It supprises me that I am able to extract over hundred times efficiency gains in the SOTA LLM framework Megatron Core, but it happened. Here are the details.
Distributed dataset builder
The original algorithm in Megatron Core only attempts to build the dataset indices cache at rank 0 with torch.multiprocessing
parallel,
and than let the rest of the ranks read the cached data.
But at large scale training with hundreds, or even thousands of GPUs, one has even more CPUs at disposal simultaneously.
Assuming a reasonably high performance parallel file system, the IO cost of reading/writing cache files is negligible.
Thus, it’s inherently more efficiently to distribute the building processing to the whole cluster and then read the entire cache back
for all ranks.
Blended dataset index builder
The main logic of the existing implementation that builds the indices of the blended dataset starts from the calculation of the error of the expected sample size of the list of datasets in floating point number $f_{samples}[i] = wt[i] \times n_{tot}$ (calculated from the product of the dataset weight and the total expected sample size), with respect to the current number of samples allocated to the datasets $n_{curr}[i]$. $$e_{samples}[i] = f_{samples}[i] - n_{curr}[i]$$ The dataset with the max error gets a increment to its allocation by 1. Inherently, when the allocation of a dataset is larger than the expected sample size $f_{samples}[i]$, it will never get any more allocations, since $e_{samples}[i] < 0$.
Therefore, it’s obvious we can simplify the algorithm, since before reaching the floor value of the the expected sample size $t_{samples}[i] = floor(f_{samples}[i])$, the datasets will continue recieving allocations sooner or later, depending the total number of expected samples. The situation only begins to change when all the datasets have reached the floor value of the expected sample size $n_{curr}[i] == t_{samples}[i]$. Then based on the original algorithm, the datasets with the largest fractions $r_{samples}[i] = f_{samples}[i] - t_{samples}[i]$ (the remainder of the expected sample size in float modulo 1) will share the remaining allocations and fill the total number of samples $n_{tot}$.

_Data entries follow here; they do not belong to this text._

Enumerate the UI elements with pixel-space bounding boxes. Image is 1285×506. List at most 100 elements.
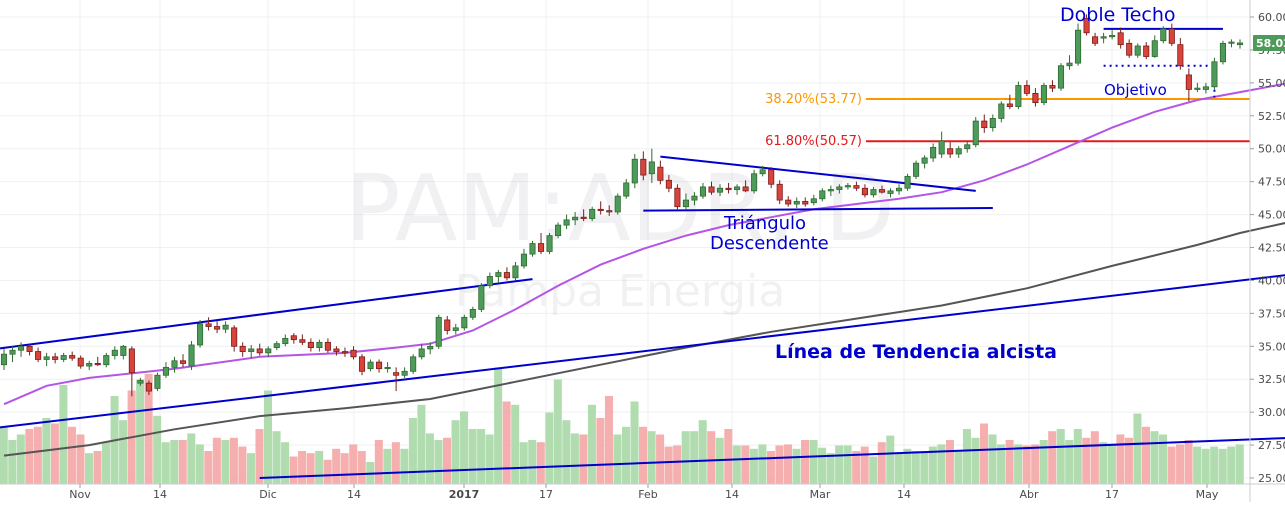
candle-body bbox=[341, 351, 349, 354]
candle-body bbox=[1040, 85, 1047, 104]
candle-body bbox=[307, 341, 314, 349]
candle-body bbox=[606, 210, 613, 213]
volume-bar bbox=[1201, 448, 1210, 484]
candle-body bbox=[972, 120, 979, 146]
volume-bar bbox=[323, 459, 332, 484]
candle-body bbox=[810, 198, 817, 204]
volume-bar bbox=[877, 442, 886, 484]
volume-bar bbox=[1031, 444, 1040, 484]
volume-bar bbox=[374, 440, 383, 484]
x-tick-label: Feb bbox=[638, 488, 657, 501]
volume-bar bbox=[408, 418, 417, 484]
volume-bar bbox=[1159, 434, 1168, 484]
volume-bar bbox=[945, 440, 954, 484]
volume-bar bbox=[826, 453, 835, 484]
x-tick-label: 2017 bbox=[449, 488, 480, 501]
volume-bar bbox=[818, 447, 827, 484]
moving-average-short bbox=[3, 82, 1285, 406]
volume-bar bbox=[647, 431, 656, 484]
candle-body bbox=[486, 276, 493, 287]
trendline-triangle-top bbox=[660, 155, 976, 192]
x-tick-label: Mar bbox=[810, 488, 831, 501]
volume-bar bbox=[178, 440, 187, 484]
volume-bar bbox=[698, 420, 707, 484]
volume-bar bbox=[920, 451, 929, 484]
volume-bar bbox=[579, 434, 588, 484]
candle-body bbox=[1160, 28, 1167, 42]
volume-bar bbox=[1014, 444, 1023, 484]
volume-bar bbox=[391, 442, 400, 484]
volume-bar bbox=[349, 444, 358, 484]
candle-body bbox=[904, 175, 911, 189]
volume-bar bbox=[425, 433, 434, 484]
volume-bar bbox=[272, 431, 281, 484]
candle-body bbox=[955, 148, 962, 155]
candle-body bbox=[1219, 42, 1226, 63]
candle-body bbox=[597, 208, 604, 212]
volume-bar bbox=[1193, 446, 1202, 484]
volume-bar bbox=[494, 367, 503, 484]
volume-bar bbox=[545, 412, 554, 484]
trendline-triangle-bottom bbox=[643, 206, 993, 212]
volume-bar bbox=[144, 374, 153, 484]
x-tick-label: 14 bbox=[725, 488, 739, 501]
volume-bar bbox=[229, 437, 238, 484]
trendline-upper-channel bbox=[0, 278, 533, 350]
volume-bar bbox=[801, 440, 810, 484]
annotation-trendline: Línea de Tendencia alcista bbox=[775, 341, 1057, 363]
annotation-triangle-line1: Triángulo bbox=[723, 213, 806, 234]
volume-bar bbox=[656, 434, 665, 484]
volume-bar bbox=[246, 453, 255, 484]
candle-body bbox=[43, 356, 50, 360]
candle-body bbox=[1109, 35, 1116, 38]
volume-bar bbox=[536, 442, 545, 484]
volume-bar bbox=[562, 420, 571, 484]
candle-body bbox=[1057, 65, 1065, 89]
candle-body bbox=[964, 144, 971, 150]
volume-bar bbox=[67, 426, 76, 484]
volume-bar bbox=[928, 446, 937, 484]
candle-body bbox=[938, 140, 945, 155]
volume-bar bbox=[170, 440, 179, 484]
candle-body bbox=[1032, 92, 1039, 104]
candle-body bbox=[435, 316, 442, 347]
candle-body bbox=[256, 348, 263, 354]
candle-body bbox=[444, 319, 451, 331]
volume-bar bbox=[33, 426, 42, 484]
volume-bar bbox=[238, 446, 247, 484]
candle-body bbox=[802, 200, 809, 205]
volume-bar bbox=[852, 451, 861, 484]
candle-body bbox=[469, 309, 476, 318]
candle-body bbox=[759, 169, 766, 175]
candle-body bbox=[120, 345, 127, 356]
fib-label: 38.20%(53.77) bbox=[765, 92, 862, 107]
candle-body bbox=[819, 190, 826, 200]
candle-body bbox=[1049, 85, 1056, 89]
volume-bar bbox=[0, 426, 8, 484]
volume-bar bbox=[1082, 437, 1091, 484]
volume-bar bbox=[1090, 431, 1099, 484]
candle-body bbox=[367, 361, 374, 370]
candle-body bbox=[9, 349, 16, 355]
volume-bar bbox=[102, 442, 111, 484]
moving-averages bbox=[3, 82, 1285, 457]
candle-body bbox=[265, 348, 272, 354]
volume-bar bbox=[502, 401, 511, 484]
volume-bar bbox=[50, 423, 59, 484]
volume-bar bbox=[1235, 444, 1244, 484]
volume-bar bbox=[400, 448, 409, 484]
volume-bar bbox=[988, 434, 997, 484]
candle-body bbox=[214, 326, 221, 330]
volume-bar bbox=[903, 448, 912, 484]
volume-bar bbox=[16, 434, 25, 484]
candle-body bbox=[410, 356, 417, 372]
x-tick-label: 14 bbox=[347, 488, 361, 501]
volume-bar bbox=[528, 440, 537, 484]
volume-bar bbox=[1167, 446, 1176, 484]
x-tick-label: May bbox=[1196, 488, 1219, 501]
volume-bar bbox=[1124, 437, 1133, 484]
volume-bar bbox=[911, 451, 920, 484]
volume-bar bbox=[587, 404, 596, 484]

Thus, the first step is to compute $t_{samples}[i]$ for all datasets, and get the current summary $\sum_{i} t_{samples}[i]$, and the remaining allocations $n_{diff} = n_{tot} - \sum_{i} t_{samples}[i]$, then we increment the $n_{diff}$ datasets with the largest $r_{samples}[i]$, and get the final sample distribution $n_{samples}[i]$. With the final sample distribution, we can build the indices for the blended dataset, and shuffle them to randomize the sampling procedure.
Asynchronized index shuffle
After some testing with samples at the trillions scale, a new problem arises that the shuffling of arrays at this scale takes an untolerable amount of time, becoming the new bottle neck of the whole procedure. But the analysis of the algorithm shows that we only need a randomized indices that maps the original order to the shuffled in constant time. And the only information needed to create such shuffled indices is the number of samples, which can be predetermined from the training inputs.
Therefore, we can actually compute the randomized indices asynchronously and in advance (for example, we can start the calculation before we start constructing the low-level datasets). And when we actually need the indices after we have obtained the blended samples from the algorithm described above, thus eleminating the time needed waiting for a random shuffle.
Benchmarks
-
When testing at 2 billion sample size and 1000 datasets with randomized weights, the improved blending algorithm improves the time costs from 48 minutes to about 18 seconds.
-
When testing with 5-trillion-token samples, the whole dataset building procedure improved from over 4 hours to roughly 490 seconds.